Review Summary: Avenged Sevenfold creates an album so confusing they can't even name it.
True, there's been plenty of bands looking to change their direction over the years, but they'll usually have enough of an idea where they're going to at least make a cohesive album. This might be the only self-titled album I can think of where I truly believe it's only self-titled because they literally couldn't think of anything else to call this, but after seeing a few other reviews I'm sure most of the Sputnik crowd could think of a few things.
Admittedly, not every single song on Avenged Sevenfold is bad, just most of them. And on an album of only 10 songs, that's not really a great track record. "Afterlife" I can admit is a great song and my favorite of the album, mixing heavy metal with a relatively conservative amount of orchestration at the right places to add depth and make the song a little bit more than just your average metal song. I also enjoyed Almost Easy (as awkwardly overproduced as it sounds), and Gunslinger and Critical Acclaim (minus the mid-song political ranting) I could even consider okay songs.
But then there were those other songsā¦"Scream" has a decent live performance, featuring pyrotechnics, trashy gyrating girls, and some actual enthusiasm, but strip all those things away and you have the dullest song about committing rape I've ever heard. "Dear God" is a boringly average country ballad that proves that A7X needs to stay away from both country and ballads, and "Unbound" isn't much more than just a laundry list of gimmicks like roller coaster guitar lines and having children sing your lines all pancaked into one song that finally starts to show that these guys really did have no idea where they were going with this.
"Brompton Cocktail" I almost enjoyed (once its 30 second intro was finally over) but it never really picked up quite as well as I thought it should've. But any hope it could've gave me was shattered when I came across the album's epitome of musical inept-ness, the aptly-titled "Lost". "Lost" is so broken and gimmicky that it doesn't even make musical sense. Where did the idea come from to combine thrash metal verses with an almost pop rock-sensible chorus? And whoever decided that using a vocoder during the chorus was a good idea needs to be permanently banned from ever doing music production work ever again (wait, didn't A7X produce this?). It's not just a little vocoder either, Shadows' poor voice gets distorted and autotuned to all hell to the point where Rebecca Black starts sounding natural.
And then there's the true oddball of the album (no, they weren't done yet), "A Little Piece of Heaven," perhaps the most acclaimed song on the album many times, which is completely ironic considering it has practically nothing to do with the actual band. Unlike "Afterlife" where orchestration complemented the band, here they barely even complement the orchestra. It's alright I guess, with an Alice-in-Wonderland-meets-Satan kinda quirky but evil sound that suits them well, with M. Shadows' vocals sounding equally as demented.
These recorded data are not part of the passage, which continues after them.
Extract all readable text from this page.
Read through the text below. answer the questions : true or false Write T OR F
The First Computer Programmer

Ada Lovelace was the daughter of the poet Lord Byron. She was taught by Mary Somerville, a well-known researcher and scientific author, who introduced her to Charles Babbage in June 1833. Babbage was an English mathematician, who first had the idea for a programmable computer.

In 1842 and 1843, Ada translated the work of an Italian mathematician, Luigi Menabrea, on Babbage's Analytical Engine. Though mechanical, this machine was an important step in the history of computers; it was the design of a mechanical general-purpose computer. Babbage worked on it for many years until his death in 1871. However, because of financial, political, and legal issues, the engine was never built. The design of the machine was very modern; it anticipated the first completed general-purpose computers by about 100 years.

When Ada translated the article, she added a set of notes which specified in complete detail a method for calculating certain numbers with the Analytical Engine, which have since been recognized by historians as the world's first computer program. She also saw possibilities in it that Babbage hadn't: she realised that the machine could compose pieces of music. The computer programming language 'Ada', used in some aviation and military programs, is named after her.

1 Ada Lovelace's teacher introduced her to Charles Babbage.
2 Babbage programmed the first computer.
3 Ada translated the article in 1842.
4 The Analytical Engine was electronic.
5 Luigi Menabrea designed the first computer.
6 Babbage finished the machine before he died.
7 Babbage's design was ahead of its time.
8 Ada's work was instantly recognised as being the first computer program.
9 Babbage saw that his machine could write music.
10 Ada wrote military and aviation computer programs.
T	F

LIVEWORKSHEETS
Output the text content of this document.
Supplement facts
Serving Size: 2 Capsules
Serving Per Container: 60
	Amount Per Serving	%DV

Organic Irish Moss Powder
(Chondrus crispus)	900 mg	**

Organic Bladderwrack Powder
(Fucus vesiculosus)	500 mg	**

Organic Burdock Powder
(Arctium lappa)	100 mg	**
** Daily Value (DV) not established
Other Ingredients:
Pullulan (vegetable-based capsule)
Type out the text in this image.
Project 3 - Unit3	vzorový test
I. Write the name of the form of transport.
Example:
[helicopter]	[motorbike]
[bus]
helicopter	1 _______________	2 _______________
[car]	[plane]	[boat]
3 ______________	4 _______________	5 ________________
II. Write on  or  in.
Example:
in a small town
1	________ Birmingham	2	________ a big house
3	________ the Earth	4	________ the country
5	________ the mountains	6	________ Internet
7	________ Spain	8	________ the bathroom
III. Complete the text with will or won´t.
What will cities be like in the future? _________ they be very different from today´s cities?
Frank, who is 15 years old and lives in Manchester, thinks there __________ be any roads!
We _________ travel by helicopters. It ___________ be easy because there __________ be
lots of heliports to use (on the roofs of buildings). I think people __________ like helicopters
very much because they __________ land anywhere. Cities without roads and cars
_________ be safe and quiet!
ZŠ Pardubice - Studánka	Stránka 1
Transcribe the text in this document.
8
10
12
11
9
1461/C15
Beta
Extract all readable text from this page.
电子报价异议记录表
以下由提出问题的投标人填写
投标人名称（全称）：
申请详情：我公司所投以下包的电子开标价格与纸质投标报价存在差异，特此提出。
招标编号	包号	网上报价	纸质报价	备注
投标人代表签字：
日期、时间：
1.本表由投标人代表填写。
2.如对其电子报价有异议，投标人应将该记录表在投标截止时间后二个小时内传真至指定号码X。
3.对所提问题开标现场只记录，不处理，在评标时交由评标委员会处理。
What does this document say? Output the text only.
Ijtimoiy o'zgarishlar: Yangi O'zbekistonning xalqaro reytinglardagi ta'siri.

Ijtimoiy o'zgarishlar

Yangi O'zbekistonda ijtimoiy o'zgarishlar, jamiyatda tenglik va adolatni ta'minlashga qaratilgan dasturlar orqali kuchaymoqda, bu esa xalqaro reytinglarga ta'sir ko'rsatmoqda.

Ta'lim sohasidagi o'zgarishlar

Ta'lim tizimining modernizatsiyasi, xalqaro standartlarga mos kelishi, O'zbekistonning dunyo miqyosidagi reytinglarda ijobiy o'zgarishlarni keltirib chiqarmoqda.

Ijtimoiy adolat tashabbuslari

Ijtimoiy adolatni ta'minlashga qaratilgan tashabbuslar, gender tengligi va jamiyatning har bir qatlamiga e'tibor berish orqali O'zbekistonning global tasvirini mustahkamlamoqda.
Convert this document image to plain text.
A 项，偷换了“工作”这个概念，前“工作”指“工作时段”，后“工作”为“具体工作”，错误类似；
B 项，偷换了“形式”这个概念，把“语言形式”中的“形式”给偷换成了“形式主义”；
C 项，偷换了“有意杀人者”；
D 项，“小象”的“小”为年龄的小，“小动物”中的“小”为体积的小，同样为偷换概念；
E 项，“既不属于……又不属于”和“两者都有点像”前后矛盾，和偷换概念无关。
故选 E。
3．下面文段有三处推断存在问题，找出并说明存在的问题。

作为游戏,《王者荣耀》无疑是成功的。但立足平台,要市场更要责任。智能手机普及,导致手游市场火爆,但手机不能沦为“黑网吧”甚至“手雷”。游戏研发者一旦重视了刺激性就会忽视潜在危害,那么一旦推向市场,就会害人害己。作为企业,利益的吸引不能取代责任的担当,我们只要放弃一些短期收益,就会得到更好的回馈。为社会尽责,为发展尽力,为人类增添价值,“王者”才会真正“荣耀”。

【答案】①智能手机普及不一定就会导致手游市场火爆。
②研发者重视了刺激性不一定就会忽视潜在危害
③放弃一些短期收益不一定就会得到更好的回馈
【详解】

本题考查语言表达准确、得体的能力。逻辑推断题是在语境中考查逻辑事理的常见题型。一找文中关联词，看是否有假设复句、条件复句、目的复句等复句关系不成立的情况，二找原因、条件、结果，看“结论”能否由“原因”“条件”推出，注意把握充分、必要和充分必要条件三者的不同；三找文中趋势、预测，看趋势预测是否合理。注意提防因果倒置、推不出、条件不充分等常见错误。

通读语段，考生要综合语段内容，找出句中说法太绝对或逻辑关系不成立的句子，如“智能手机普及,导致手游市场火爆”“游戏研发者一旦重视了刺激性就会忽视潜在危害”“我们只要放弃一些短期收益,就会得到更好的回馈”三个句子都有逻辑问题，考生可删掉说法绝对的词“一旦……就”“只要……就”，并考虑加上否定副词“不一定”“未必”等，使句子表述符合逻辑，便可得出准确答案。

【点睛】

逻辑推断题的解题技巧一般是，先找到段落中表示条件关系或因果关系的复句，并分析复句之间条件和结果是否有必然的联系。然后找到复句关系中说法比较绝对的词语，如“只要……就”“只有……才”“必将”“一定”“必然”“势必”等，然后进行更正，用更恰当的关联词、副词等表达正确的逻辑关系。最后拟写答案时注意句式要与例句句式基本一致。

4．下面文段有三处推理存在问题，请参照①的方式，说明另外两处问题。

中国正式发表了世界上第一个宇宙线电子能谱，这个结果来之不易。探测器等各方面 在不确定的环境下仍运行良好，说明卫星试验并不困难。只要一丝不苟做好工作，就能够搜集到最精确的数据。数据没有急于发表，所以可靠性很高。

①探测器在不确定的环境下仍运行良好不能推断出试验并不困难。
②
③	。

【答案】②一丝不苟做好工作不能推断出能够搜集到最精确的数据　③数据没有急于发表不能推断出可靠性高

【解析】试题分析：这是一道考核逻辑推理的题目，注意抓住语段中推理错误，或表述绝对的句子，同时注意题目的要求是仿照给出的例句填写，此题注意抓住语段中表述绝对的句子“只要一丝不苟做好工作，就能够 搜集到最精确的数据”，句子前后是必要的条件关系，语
But not only does the song drag for a seemingly endless 9 minutes, I have no idea how to classify this as an Avenged Sevenfold song either, because they hardly even made the song bar the vocals. It sounds entirely like a completely different band featuring Avenged Sevenfold, not something I'm sure I'd be high-fiving each other for.
And of course, this is all given the fact that you are one of the few who can stand M. Shadows' typical whiny, grating voice and semi-retarded lyrics to begin with. Indeed, this album is so lost for direction that you'll feel confused just listening to it. Just reading about it is probably enough to have you confused already. Sure it's experimental, which is typically commendable in today's cookie-cutter entertainment world, but not in a good way. Throwing things in a blender and hoping for the best is usually not the best way to go about experimenting, and while it doesn't fail every time, it certainly does most of the time. There are a few listenable tracks on here like Afterlife and Almost Easy (don't expect any masterpieces), but otherwise you'd only be hurting yourself.